HDFS stores a file as a sequence of blocks , where every block is of same size [with exception of last block]. Replication factor dictates how many copies of a block needs to be kept in a cluster.
Interview Q1> What is the default replication factor.
The default is 3.
Interview Q2> Why do we need to have copy of blocks in cluster.
HDFS is built on commodity hardware, hence there could be a failure which would result in loss of data. To ensure high data availability blocks are replicated so that if one block is lost data can be fetched from the other.
Interview Q3> Can we change the replication number.
Yes we can.
(i) To change replication factor per file use command.
hdfs dfs –setrep –w 4 <File Path> //Replication factor set to 4
(ii) To change replication factor of all files inside a folder.
hdfs dfs –setrep –w 2 -R <File Path> //Replication factor set to 2
(iii) To Change replication factor in entire HDFS you need to modify hdfs-site.xml file.
<property> <name>dfs.replication<name> <value><value> <description>Block Replication<description> <property>
Interview Q4> Can we change the replication factor of file once assigned.
Yes, the replication factor can be set during creation time and can be later changed.
Interview Q5> Are all the replicas stored in the same rack.
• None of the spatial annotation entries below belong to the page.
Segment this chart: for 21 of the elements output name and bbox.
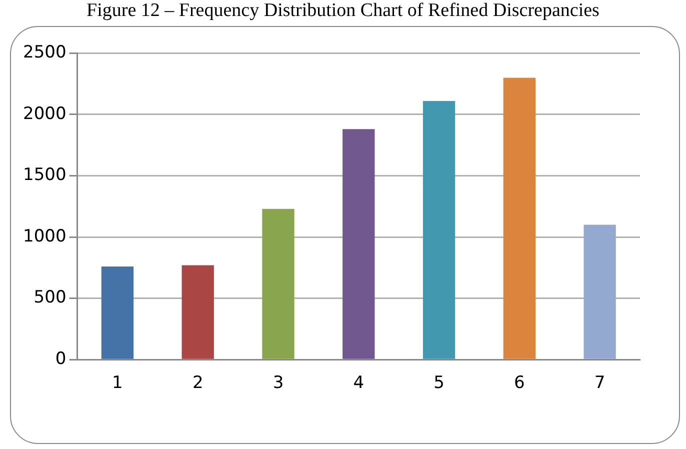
x-tick-label: 7: [594, 373, 606, 394]
bar: [262, 208, 294, 359]
y-tick-label: 1500: [23, 165, 66, 186]
x-tick-label: 2: [192, 373, 204, 394]
bar: [503, 78, 536, 359]
y-tick-label: 500: [34, 288, 66, 308]
bar: [342, 129, 375, 359]
x-tick-label: 4: [353, 373, 364, 394]
y-tick-label: 2000: [23, 104, 66, 124]
x-tick-label: 6: [514, 373, 525, 394]
y-tick-label: 1000: [23, 226, 66, 246]
bar: [101, 266, 134, 359]
bar: [182, 265, 214, 359]
x-tick-label: 3: [272, 373, 284, 394]
y-tick-label: 2500: [23, 42, 66, 63]
bar: [422, 101, 456, 359]
y-tick-label: 0: [55, 349, 66, 370]
chart-title: Figure 12 – Frequency Distribution Chart of Refined Discrepancies: [86, 0, 600, 22]
bar: [584, 224, 616, 359]
x-tick-label: 5: [434, 373, 444, 394]
x-tick-label: 1: [112, 373, 123, 394]
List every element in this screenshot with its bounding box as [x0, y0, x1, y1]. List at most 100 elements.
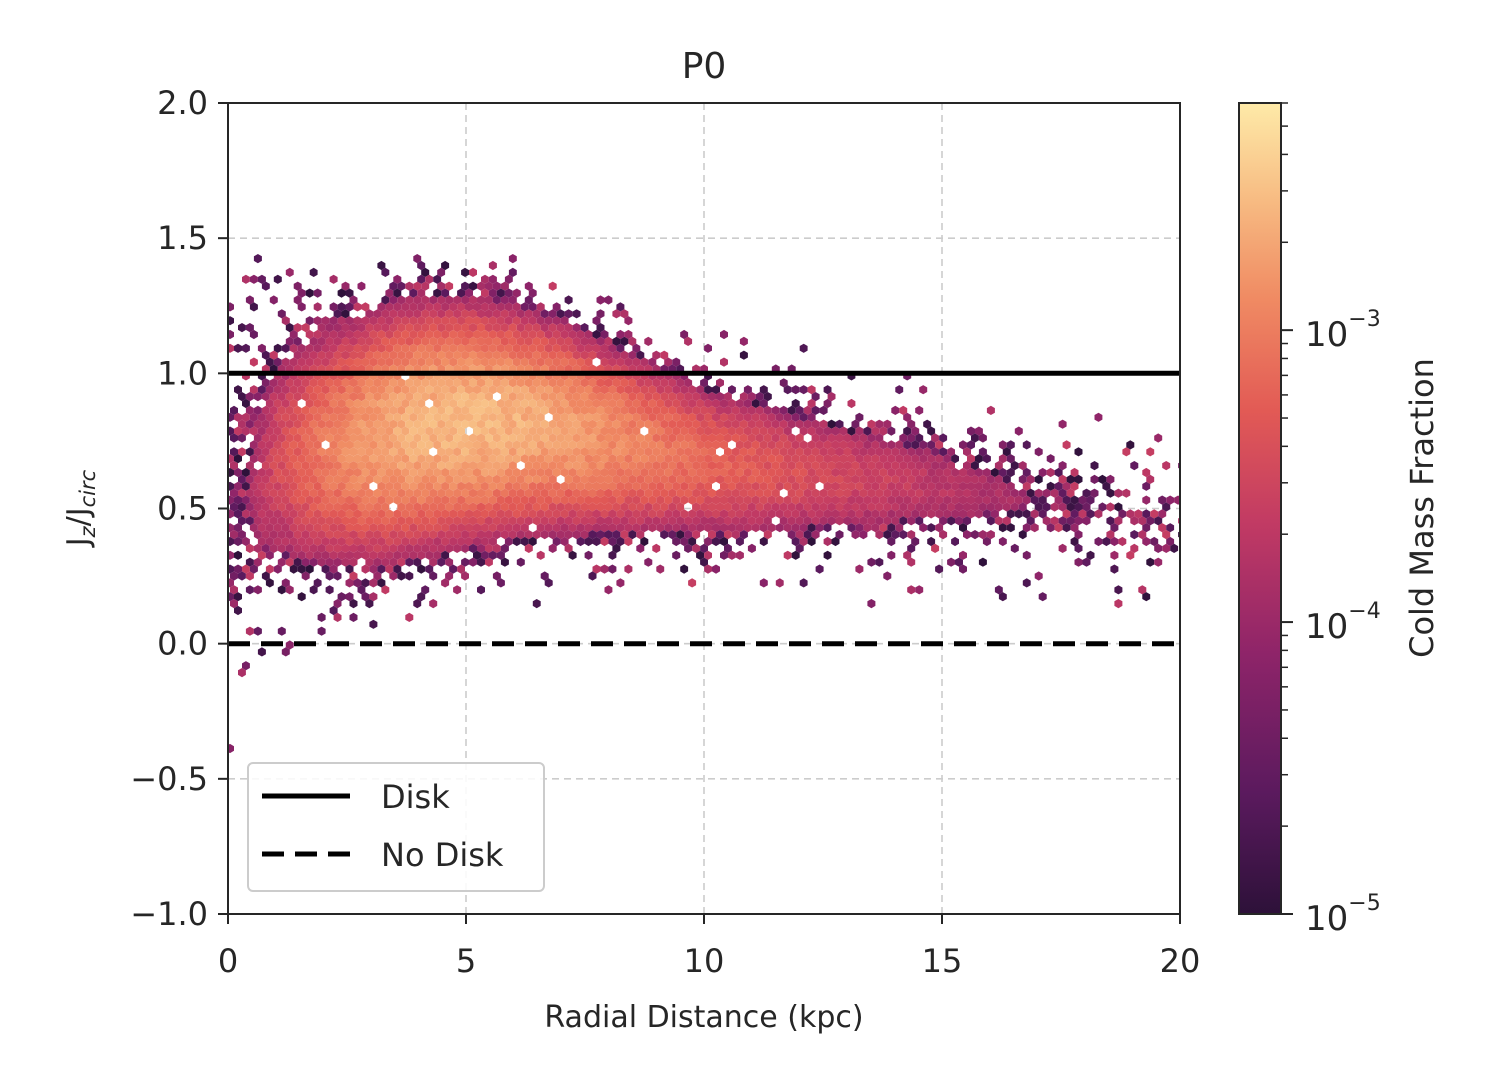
hexbin-cell-401 [492, 350, 501, 360]
hexbin-cell-131 [413, 309, 422, 319]
hexbin-cell-1983 [437, 488, 446, 498]
hexbin-cell-1760 [333, 474, 342, 484]
hexbin-cell-1486 [536, 454, 545, 464]
hexbin-cell-1772 [429, 474, 438, 484]
hexbin-cell-1986 [461, 488, 469, 498]
hexbin-cell-2167 [1022, 495, 1031, 505]
hexbin-cell-370 [616, 343, 625, 353]
hexbin-cell-2383 [982, 509, 991, 519]
hexbin-cell-212 [437, 323, 446, 333]
hexbin-cell-2172 [1070, 495, 1079, 505]
hexbin-cell-162 [345, 316, 354, 326]
hexbin-cell-2048 [963, 488, 971, 498]
hexbin-cell-721 [285, 392, 294, 402]
hexbin-cell-1497 [624, 454, 633, 464]
hexbin-cell-2272 [986, 502, 995, 512]
hexbin-cell-1758 [317, 474, 326, 484]
hexbin-cell-2253 [835, 502, 844, 512]
hexbin-cell-1736 [967, 467, 975, 478]
hexbin-cell-1241 [787, 433, 796, 443]
hexbin-cell-1363 [317, 447, 326, 457]
hexbin-cell-1346 [967, 440, 975, 450]
hexbin-cell-2136 [775, 495, 784, 505]
hexbin-cell-1613 [795, 461, 804, 471]
hexbin-cell-421 [660, 350, 669, 360]
hexbin-cell-1734 [951, 467, 959, 478]
hexbin-cell-2797 [524, 543, 533, 553]
hexbin-cell-974 [616, 412, 625, 422]
hexbin-cell-244 [377, 329, 386, 340]
hexbin-cell-948 [401, 412, 410, 422]
hexbin-cell-2427 [445, 516, 454, 526]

When the default replication is used 3, then a copy in stored in the same rack and the other copy is stored in a different rack. The reason all copies are not maintained in different racks is because that would increase the inter-rack writes .
Interview Q6> Is there any impact if we increase the replication factor to a higher number like 5.
1.There could be unnecesary strain on the cluster.
2.As more number of replicas are increased we will get better reliability but all the metadata needs to be stored in namenode. This may impact namenode performance.